The Washington Post broke the story in the print media on Jan. 21, 1998.
On Jan. 26, 1998, President Bill Clinton wagged his finger and told a press conference: "I did not have sexual relations with that woman, Miss Lewinsky."
Thus began one of the most entertaining years in American politics.
The lasting effect is what the scandal (readers may choose the adjective) did to the American press corps.
Overnight, a then-31-year-old former gift-shop clerk at CBS became the most important man in American journalism.
His Internet site averaged 85,000 unique visitors a day in 1997.
On Monday, 18.3 million people visited his site. That is more than all the people who watched ABC, CBS and NBC news combined that night.
(Excerpt) Read more at dailymail.com ...
I discovered Free Republic in July 97 after a Tony Snow syndicated article that was in the Washington Times that referenced the Drudge Report breaking Kathleen Wiley’s private time with the ‘Toon.
Drudge had a link called “The Whitwater Page”.
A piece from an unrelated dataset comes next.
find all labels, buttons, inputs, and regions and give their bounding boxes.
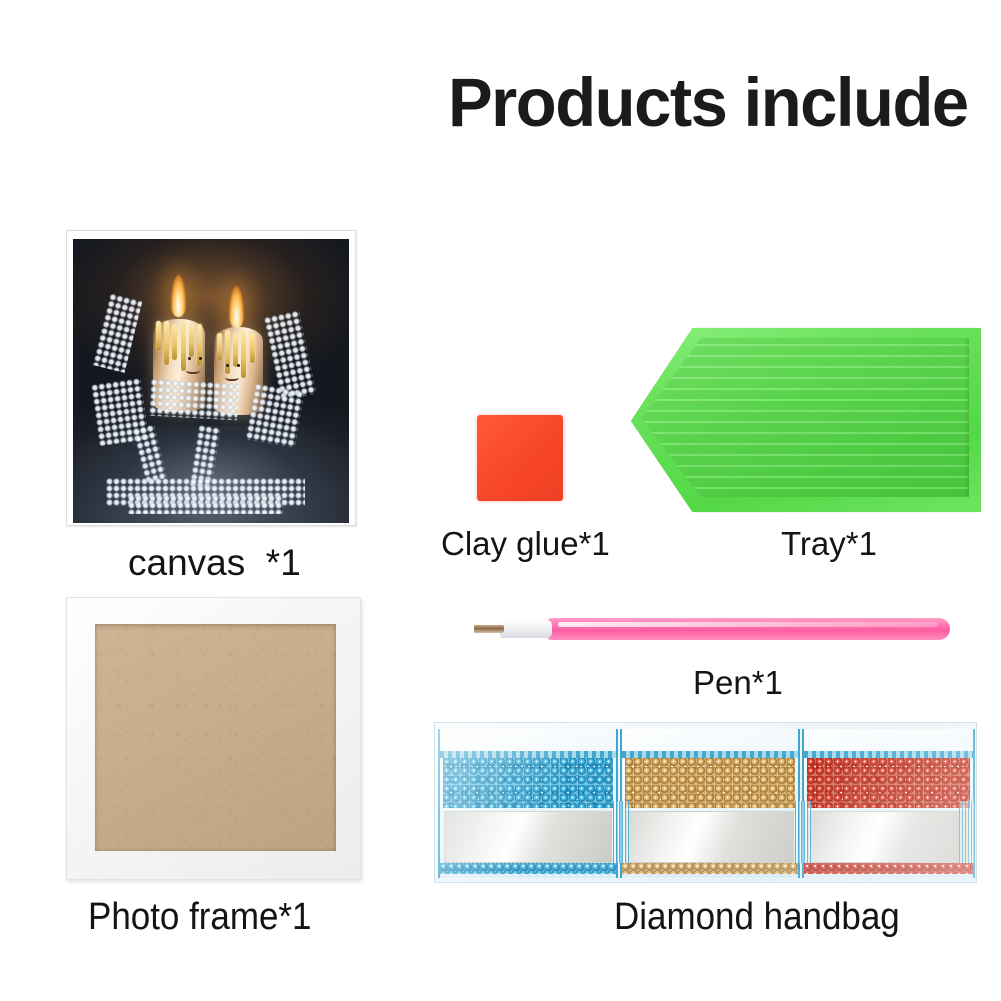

That’s when the addiction started.
I remember the Friday night after BJ’s ham fisted testimony, when Drudge posted the bombshell, then Sunday morning when Cokie Roberts and George Will mentioned it, and then KABOOM: when the Wash Post spattered it as a banner headline that Wednesday. For some reason, that’s when it became huge.
I’ll never forget some of the hilarious FR posts from that time.
I was in Los Angeles, around March or April of that year on a business trip. At round 4:30 or 5:00 , I got back to the hotel room. Turned on the TV, and I swear to god on a stack of bibles, I see a 15 second preview of a srory that is scheduled to air on the following news program about Bill Clinton raping some woman. That a man who was friends of the rape victim would talk, and I think I saw a video of the guy who was a friend of Juanita Broderick's in this preview video segment.
I was amazed , watched the whole news program, and the story never aired!!!!!
I guarantee some one in the white house called that local station and threatened them with the wrath of Cankles.
Needless to say, 8 or 9 months later I was amazed yet again when her story finally started to break. DEJA VUE!!!!!
I remember you!
Boy does that speak volumes. I was blue in the face debating some Lefty friends in '98 when they continually defended that scumbag, seemingly comfortable with what he did to the office of President.
This must be some new definition of the word "entertaining" of which I was unaware. I remember it well, and I found it appalling. A President got away with diddling an intern in the Oval Office, lying about it under oath, and got to wag his finger at the rest of us, treating the American people like some sort of peasantry. I did not find it funny or entertaining. Bill Clinton is a 12 year old trapped in a grown man's body, and that is being generous.